Monotoneminimal.com – Kenaikan upah minimum menjadi sorotan setelah pernyataan Kepala Pusat Makroekonomi dan Keuangan Institute for Development of Economics and Finance (Indef), M Rizal Taufikurahman. Menurut Rizal, upah minimum yang dianggap tidak signifikan mencerminkan kegagalan ekonomi dalam menciptakan nilai tambah yang memadai.
Rizal menjelaskan bahwa meskipun pertumbuhan ekonomi tercatat, kualitas pertumbuhan tersebut masih lemah, terfokus pada konsumsi dan komoditas, tanpa adanya perkembangan di sektor produktif yang berteknologi tinggi dan berupah tinggi. Dia menegaskan bahwa kenaikan upah riil akan terhambat jika tidak ada basis produktivitas yang kuat.
Situasi di pasar kerja juga memperparah masalah. Menurut Rizal, ketimpangan antara jumlah angkatan kerja dan lapangan kerja formal menciptakan tekanan pada posisi tawar pekerja. Akibatnya, upah minimum berfungsi hanya sebagai “harga pasar,” dengan kenaikan yang minim dan lebih defensif terhadap inflasi, bukan mencerminkan peningkatan kualitas hidup.
Rizal lebih lanjut menekankan bahwa sektor informal dan berproduktivitas rendah mendominasi pasar kerja Indonesia. Hal ini mengakibatkan keterbatasan dalam memberikan upah yang layak.

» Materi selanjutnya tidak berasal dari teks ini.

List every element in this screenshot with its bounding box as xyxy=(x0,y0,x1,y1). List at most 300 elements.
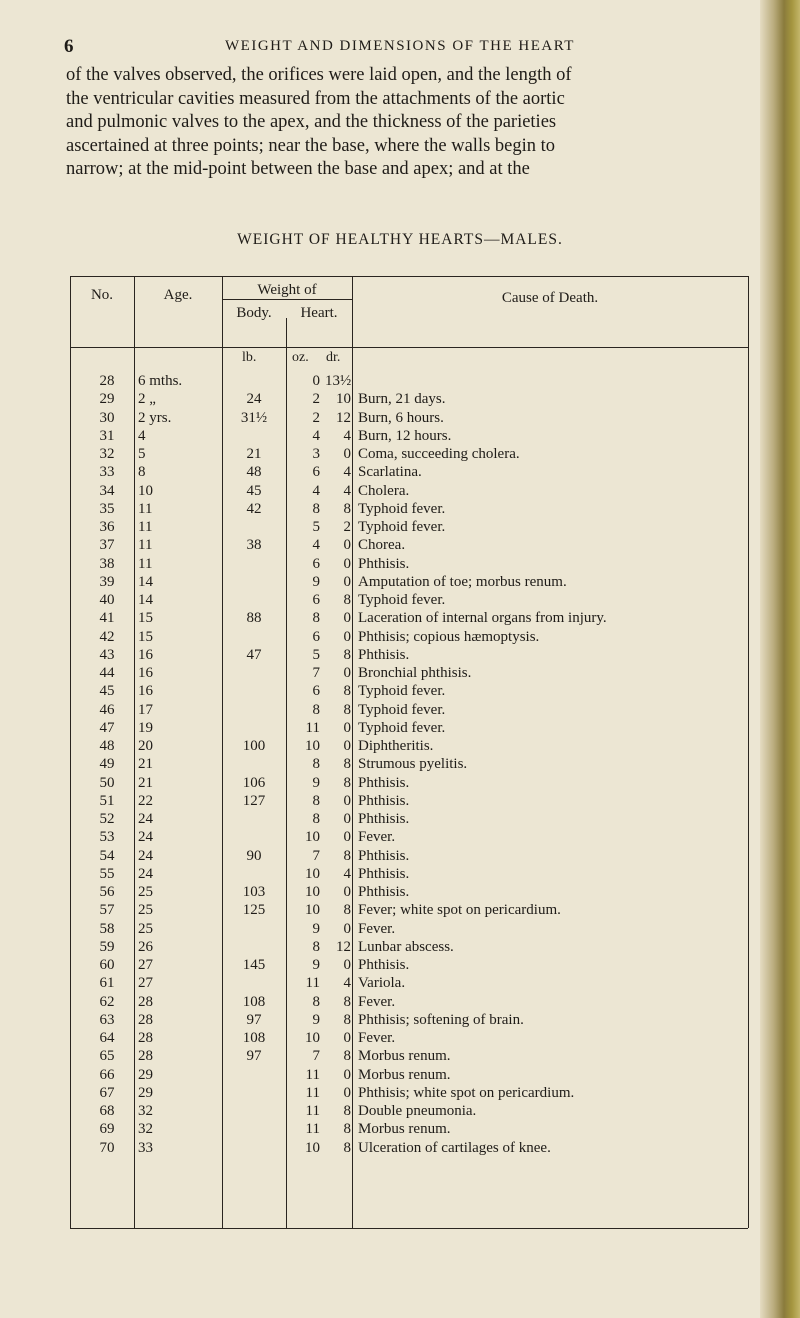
row-cause: Phthisis; copious hæmoptysis. xyxy=(358,628,540,645)
table-row xyxy=(0,591,780,609)
row-cause: Variola. xyxy=(358,975,406,992)
row-age: 24 xyxy=(138,829,153,846)
row-body-weight: 145 xyxy=(242,957,266,973)
running-head: WEIGHT AND DIMENSIONS OF THE HEART xyxy=(225,38,575,54)
row-heart-dr: 8 xyxy=(343,1121,351,1138)
row-heart-oz: 5 xyxy=(312,646,320,663)
row-age: 24 xyxy=(138,811,153,827)
row-cause: Phthisis. xyxy=(358,792,410,809)
row-cause: Phthisis. xyxy=(358,865,410,882)
row-age: 29 xyxy=(138,1084,153,1101)
row-heart-dr: 8 xyxy=(343,774,351,791)
row-heart-oz: 11 xyxy=(305,719,320,736)
row-heart-dr: 0 xyxy=(343,555,351,572)
row-cause: Phthisis. xyxy=(358,646,410,663)
table-title: WEIGHT OF HEALTHY HEARTS—MALES. xyxy=(237,231,563,248)
row-body-weight: 108 xyxy=(242,993,266,1010)
row-number: 32 xyxy=(99,446,115,462)
row-number: 44 xyxy=(99,665,115,681)
row-cause: Ulceration of cartilages of knee. xyxy=(358,1139,551,1156)
row-number: 69 xyxy=(99,1121,115,1138)
row-body-weight: 21 xyxy=(246,446,262,462)
row-number: 61 xyxy=(99,975,115,992)
row-heart-oz: 11 xyxy=(305,1103,320,1119)
row-cause: Morbus renum. xyxy=(358,1121,451,1138)
row-cause: Bronchial phthisis. xyxy=(358,665,472,681)
row-cause: Strumous pyelitis. xyxy=(358,756,468,773)
row-heart-dr: 0 xyxy=(343,1066,351,1083)
row-heart-dr: 8 xyxy=(343,646,351,663)
row-heart-oz: 10 xyxy=(305,738,320,754)
table-row xyxy=(0,1102,780,1120)
table-row xyxy=(0,1066,780,1084)
row-heart-dr: 0 xyxy=(343,628,351,645)
row-heart-dr: 12 xyxy=(336,938,351,955)
table-row xyxy=(0,828,780,846)
row-cause: Fever; white spot on pericardium. xyxy=(358,902,561,919)
header-weight-of: Weight of xyxy=(257,282,317,298)
row-cause: Amputation of toe; morbus renum. xyxy=(358,573,567,590)
row-age: 4 xyxy=(138,427,146,444)
row-heart-oz: 11 xyxy=(305,1084,320,1101)
row-number: 28 xyxy=(99,373,115,389)
row-cause: Fever. xyxy=(358,1030,396,1046)
row-cause: Phthisis. xyxy=(358,774,410,791)
row-age: 27 xyxy=(138,975,153,992)
row-age: 28 xyxy=(138,1030,153,1046)
table-row xyxy=(0,1084,780,1102)
row-number: 29 xyxy=(99,391,115,408)
row-age: 16 xyxy=(138,683,153,700)
row-age: 16 xyxy=(138,646,153,663)
row-heart-dr: 8 xyxy=(343,756,351,773)
row-body-weight: 103 xyxy=(242,884,266,900)
row-number: 58 xyxy=(99,920,115,937)
row-cause: Burn, 21 days. xyxy=(358,391,446,408)
row-age: 27 xyxy=(138,957,153,973)
row-age: 25 xyxy=(138,884,153,900)
row-cause: Phthisis. xyxy=(358,884,410,900)
table-row xyxy=(0,755,780,773)
row-number: 63 xyxy=(99,1011,115,1028)
row-number: 50 xyxy=(99,774,115,791)
row-number: 65 xyxy=(99,1048,115,1065)
row-heart-dr: 0 xyxy=(343,884,351,900)
row-heart-oz: 7 xyxy=(312,665,320,681)
row-body-weight: 88 xyxy=(246,610,262,627)
row-number: 56 xyxy=(99,884,115,900)
row-number: 49 xyxy=(99,756,115,773)
paragraph-line: narrow; at the mid-point between the base and apex; and at the xyxy=(66,159,530,179)
row-age: 25 xyxy=(138,902,153,919)
paragraph-line: and pulmonic valves to the apex, and the thickness of the parieties xyxy=(66,112,557,132)
row-cause: Scarlatina. xyxy=(358,464,422,481)
header-body: Body. xyxy=(236,305,272,321)
row-age: 21 xyxy=(138,774,153,791)
row-number: 43 xyxy=(99,646,115,663)
table-row xyxy=(0,847,780,865)
row-heart-oz: 3 xyxy=(312,446,320,462)
row-age: 11 xyxy=(138,500,153,517)
row-heart-oz: 4 xyxy=(312,537,320,554)
row-number: 33 xyxy=(99,464,115,481)
row-heart-oz: 10 xyxy=(305,1139,320,1156)
row-heart-dr: 0 xyxy=(343,792,351,809)
paragraph-line: of the valves observed, the orifices were laid open, and the length of xyxy=(66,65,572,85)
row-number: 45 xyxy=(99,683,115,700)
row-heart-dr: 0 xyxy=(343,1084,351,1101)
row-number: 35 xyxy=(99,500,115,517)
table-row xyxy=(0,810,780,828)
row-number: 46 xyxy=(99,701,115,718)
row-age: 6 mths. xyxy=(138,373,183,389)
body-paragraph xyxy=(66,64,756,182)
row-cause: Lunbar abscess. xyxy=(358,938,454,955)
row-age: 21 xyxy=(138,756,153,773)
unit-oz: oz. xyxy=(292,350,309,365)
table-row xyxy=(0,1011,780,1029)
table-row xyxy=(0,445,780,463)
row-number: 47 xyxy=(99,719,115,736)
row-heart-dr: 4 xyxy=(343,975,351,992)
row-heart-dr: 0 xyxy=(343,829,351,846)
table-row xyxy=(0,719,780,737)
row-body-weight: 97 xyxy=(246,1011,262,1028)
row-heart-dr: 12 xyxy=(336,409,351,426)
row-body-weight: 90 xyxy=(246,847,262,864)
row-number: 54 xyxy=(99,847,115,864)
table-row xyxy=(0,774,780,792)
row-body-weight: 108 xyxy=(242,1030,266,1046)
row-body-weight: 100 xyxy=(242,738,266,754)
row-cause: Typhoid fever. xyxy=(358,519,446,535)
row-heart-oz: 8 xyxy=(312,792,320,809)
row-heart-dr: 8 xyxy=(343,1139,351,1156)
row-age: 11 xyxy=(138,519,153,535)
row-cause: Typhoid fever. xyxy=(358,683,446,700)
row-body-weight: 38 xyxy=(246,537,262,554)
row-heart-oz: 6 xyxy=(312,683,320,700)
weight-subheader-rule xyxy=(222,299,352,300)
row-heart-dr: 8 xyxy=(343,500,351,517)
row-heart-oz: 8 xyxy=(312,938,320,955)
row-cause: Morbus renum. xyxy=(358,1048,451,1065)
table-row xyxy=(0,792,780,810)
row-heart-dr: 4 xyxy=(343,865,351,882)
row-heart-oz: 0 xyxy=(312,373,320,389)
table-row xyxy=(0,409,780,427)
row-age: 24 xyxy=(138,847,153,864)
table-row xyxy=(0,555,780,573)
row-number: 38 xyxy=(99,555,115,572)
row-age: 28 xyxy=(138,1048,153,1065)
row-age: 2 yrs. xyxy=(138,409,172,426)
row-heart-dr: 0 xyxy=(343,573,351,590)
row-age: 22 xyxy=(138,792,153,809)
row-age: 26 xyxy=(138,938,153,955)
row-number: 42 xyxy=(99,628,115,645)
row-heart-oz: 2 xyxy=(312,409,320,426)
row-heart-dr: 0 xyxy=(343,920,351,937)
row-heart-dr: 0 xyxy=(343,665,351,681)
row-heart-dr: 8 xyxy=(343,1011,351,1028)
row-body-weight: 106 xyxy=(242,774,266,791)
row-cause: Burn, 12 hours. xyxy=(358,427,452,444)
row-cause: Fever. xyxy=(358,920,396,937)
row-heart-dr: 0 xyxy=(343,610,351,627)
table-row xyxy=(0,920,780,938)
row-heart-oz: 8 xyxy=(312,756,320,773)
row-heart-oz: 9 xyxy=(312,774,320,791)
table-row xyxy=(0,372,780,390)
table-row xyxy=(0,482,780,500)
row-cause: Double pneumonia. xyxy=(358,1103,477,1119)
row-heart-oz: 4 xyxy=(312,427,320,444)
row-cause: Phthisis. xyxy=(358,847,410,864)
row-age: 5 xyxy=(138,446,146,462)
table-row xyxy=(0,427,780,445)
row-heart-oz: 11 xyxy=(305,1066,320,1083)
row-body-weight: 42 xyxy=(246,500,262,517)
table-row xyxy=(0,1047,780,1065)
row-heart-oz: 6 xyxy=(312,464,320,481)
row-heart-dr: 8 xyxy=(343,683,351,700)
row-body-weight: 31½ xyxy=(240,409,268,426)
row-number: 67 xyxy=(99,1084,115,1101)
row-number: 30 xyxy=(99,409,115,426)
row-cause: Phthisis. xyxy=(358,957,410,973)
row-heart-oz: 10 xyxy=(305,1030,320,1046)
row-cause: Burn, 6 hours. xyxy=(358,409,444,426)
row-cause: Typhoid fever. xyxy=(358,592,446,608)
row-number: 37 xyxy=(99,537,115,554)
row-age: 15 xyxy=(138,628,153,645)
row-number: 52 xyxy=(99,811,115,827)
row-cause: Typhoid fever. xyxy=(358,500,446,517)
row-age: 11 xyxy=(138,555,153,572)
page-number: 6 xyxy=(64,36,74,57)
row-heart-dr: 0 xyxy=(343,1030,351,1046)
table-row xyxy=(0,646,780,664)
row-age: 25 xyxy=(138,920,153,937)
table-header-rule xyxy=(70,347,748,348)
row-heart-oz: 6 xyxy=(312,555,320,572)
row-heart-dr: 0 xyxy=(343,738,351,754)
row-heart-oz: 9 xyxy=(312,957,320,973)
table-top-rule xyxy=(70,276,748,277)
row-heart-oz: 7 xyxy=(312,1048,320,1065)
row-heart-oz: 9 xyxy=(312,573,320,590)
row-cause: Chorea. xyxy=(358,537,406,554)
row-body-weight: 48 xyxy=(246,464,262,481)
row-age: 2 „ xyxy=(138,391,156,408)
row-heart-dr: 0 xyxy=(343,957,351,973)
row-body-weight: 47 xyxy=(246,646,262,663)
row-age: 8 xyxy=(138,464,146,481)
row-age: 20 xyxy=(138,738,153,754)
row-number: 64 xyxy=(99,1030,115,1046)
row-cause: Fever. xyxy=(358,993,396,1010)
row-number: 51 xyxy=(99,792,115,809)
table-row xyxy=(0,993,780,1011)
header-age: Age. xyxy=(163,287,193,303)
row-body-weight: 24 xyxy=(246,391,262,408)
table-row xyxy=(0,664,780,682)
row-heart-oz: 9 xyxy=(312,1011,320,1028)
row-number: 36 xyxy=(99,519,115,535)
row-heart-oz: 6 xyxy=(312,628,320,645)
row-heart-dr: 4 xyxy=(343,482,351,499)
row-age: 11 xyxy=(138,537,153,554)
row-cause: Typhoid fever. xyxy=(358,701,446,718)
row-age: 15 xyxy=(138,610,153,627)
row-age: 17 xyxy=(138,701,153,718)
row-age: 14 xyxy=(138,592,153,608)
row-number: 34 xyxy=(99,482,115,499)
row-heart-oz: 4 xyxy=(312,482,320,499)
row-heart-oz: 6 xyxy=(312,592,320,608)
row-heart-dr: 8 xyxy=(343,902,351,919)
row-age: 19 xyxy=(138,719,153,736)
row-number: 39 xyxy=(99,573,115,590)
row-heart-oz: 11 xyxy=(305,1121,320,1138)
row-body-weight: 45 xyxy=(246,482,262,499)
unit-lb: lb. xyxy=(242,350,257,365)
row-age: 24 xyxy=(138,865,153,882)
row-number: 68 xyxy=(99,1103,115,1119)
row-cause: Phthisis; softening of brain. xyxy=(358,1011,524,1028)
row-heart-dr: 0 xyxy=(343,446,351,462)
row-heart-oz: 10 xyxy=(305,902,320,919)
row-heart-dr: 8 xyxy=(343,701,351,718)
row-heart-oz: 9 xyxy=(312,920,320,937)
table-row xyxy=(0,1029,780,1047)
row-heart-oz: 8 xyxy=(312,701,320,718)
row-heart-oz: 5 xyxy=(312,519,320,535)
row-cause: Cholera. xyxy=(358,482,410,499)
row-heart-oz: 10 xyxy=(305,829,320,846)
table-row xyxy=(0,609,780,627)
table-row xyxy=(0,901,780,919)
table-row xyxy=(0,701,780,719)
table-row xyxy=(0,938,780,956)
row-heart-dr: 0 xyxy=(343,537,351,554)
row-number: 40 xyxy=(99,592,115,608)
row-heart-oz: 7 xyxy=(312,847,320,864)
row-number: 60 xyxy=(99,957,115,973)
paragraph-line: ascertained at three points; near the base, where the walls begin to xyxy=(66,135,556,156)
row-age: 10 xyxy=(138,482,153,499)
row-heart-oz: 8 xyxy=(312,500,320,517)
row-heart-dr: 4 xyxy=(343,427,351,444)
row-heart-dr: 8 xyxy=(343,993,351,1010)
row-heart-dr: 10 xyxy=(336,391,351,408)
row-cause: Phthisis; white spot on pericardium. xyxy=(358,1084,575,1101)
row-cause: Phthisis. xyxy=(358,811,410,827)
table-row xyxy=(0,1120,780,1138)
table-row xyxy=(0,628,780,646)
table-row xyxy=(0,518,780,536)
row-heart-oz: 8 xyxy=(312,993,320,1010)
row-heart-oz: 11 xyxy=(305,975,320,992)
header-no: No. xyxy=(90,287,114,303)
row-heart-dr: 8 xyxy=(343,592,351,608)
row-cause: Typhoid fever. xyxy=(358,719,446,736)
table-row xyxy=(0,390,780,408)
row-number: 59 xyxy=(99,938,115,955)
row-cause: Diphtheritis. xyxy=(358,738,434,754)
header-heart: Heart. xyxy=(300,305,338,321)
row-number: 53 xyxy=(99,829,115,846)
row-age: 16 xyxy=(138,665,153,681)
row-age: 32 xyxy=(138,1103,153,1119)
row-age: 28 xyxy=(138,993,153,1010)
row-age: 33 xyxy=(138,1139,153,1156)
table-bottom-rule xyxy=(70,1228,748,1229)
row-heart-dr: 8 xyxy=(343,847,351,864)
table-row xyxy=(0,500,780,518)
table-body xyxy=(0,372,780,1157)
row-heart-dr: 0 xyxy=(343,811,351,827)
table-row xyxy=(0,737,780,755)
table-row xyxy=(0,573,780,591)
unit-dr: dr. xyxy=(326,350,341,365)
row-heart-dr: 4 xyxy=(343,464,351,481)
row-number: 31 xyxy=(99,427,115,444)
row-number: 70 xyxy=(99,1139,115,1156)
row-age: 29 xyxy=(138,1066,153,1083)
row-age: 14 xyxy=(138,573,153,590)
row-heart-dr: 8 xyxy=(343,1048,351,1065)
row-number: 55 xyxy=(99,865,115,882)
row-heart-oz: 2 xyxy=(312,391,320,408)
row-heart-oz: 10 xyxy=(305,865,320,882)
row-heart-dr: 8 xyxy=(343,1103,351,1119)
table-row xyxy=(0,682,780,700)
paragraph-line: the ventricular cavities measured from the attachments of the aortic xyxy=(66,88,565,109)
row-body-weight: 97 xyxy=(246,1048,262,1065)
table-row xyxy=(0,463,780,481)
table-row xyxy=(0,956,780,974)
row-heart-dr: 2 xyxy=(343,519,351,535)
header-cause: Cause of Death. xyxy=(501,290,599,306)
table-row xyxy=(0,865,780,883)
table-row xyxy=(0,974,780,992)
table-row xyxy=(0,883,780,901)
row-number: 41 xyxy=(99,610,115,627)
row-cause: Fever. xyxy=(358,829,396,846)
row-heart-oz: 8 xyxy=(312,811,320,827)
row-number: 62 xyxy=(99,993,115,1010)
table-row xyxy=(0,536,780,554)
row-heart-oz: 10 xyxy=(305,884,320,900)
row-cause: Phthisis. xyxy=(358,555,410,572)
row-body-weight: 127 xyxy=(242,792,266,809)
row-number: 57 xyxy=(99,902,115,919)
row-heart-dr: 0 xyxy=(343,719,351,736)
row-cause: Laceration of internal organs from injury. xyxy=(358,610,607,627)
row-age: 32 xyxy=(138,1121,153,1138)
row-number: 66 xyxy=(99,1066,115,1083)
row-cause: Morbus renum. xyxy=(358,1066,451,1083)
row-cause: Coma, succeeding cholera. xyxy=(358,446,520,462)
row-body-weight: 125 xyxy=(242,902,266,919)
table-row xyxy=(0,1139,780,1157)
row-heart-dr: 13½ xyxy=(325,373,352,389)
row-age: 28 xyxy=(138,1011,153,1028)
row-heart-oz: 8 xyxy=(312,610,320,627)
row-number: 48 xyxy=(99,738,115,754)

Dia mengingatkan bahwa tanpa pelaksanaan transformasi struktural menuju industri bernilai tambah tinggi, wacana mengenai penaikan upah akan selalu berkonflik dengan keterbatasan kemampuan usaha.
Sebelumnya, Kementerian Ketenagakerjaan mengungkapkan formulasi baru penetapan upah minimum, menggunakan indeks tertentu dengan kisaran 0,5 hingga 0,9. Dalam kebijakan terbaru, kenaikan upah minimum provinsi (UMP) hanya mencapai 5%, yang masih di bawah tuntutan buruh untuk kenaikan minimal 6,5%. Rizal menyoroti pentingnya perubahan kebijakan yang lebih berorientasi pada transformasi struktural untuk menjamin kesejahteraan pekerja di masa depan.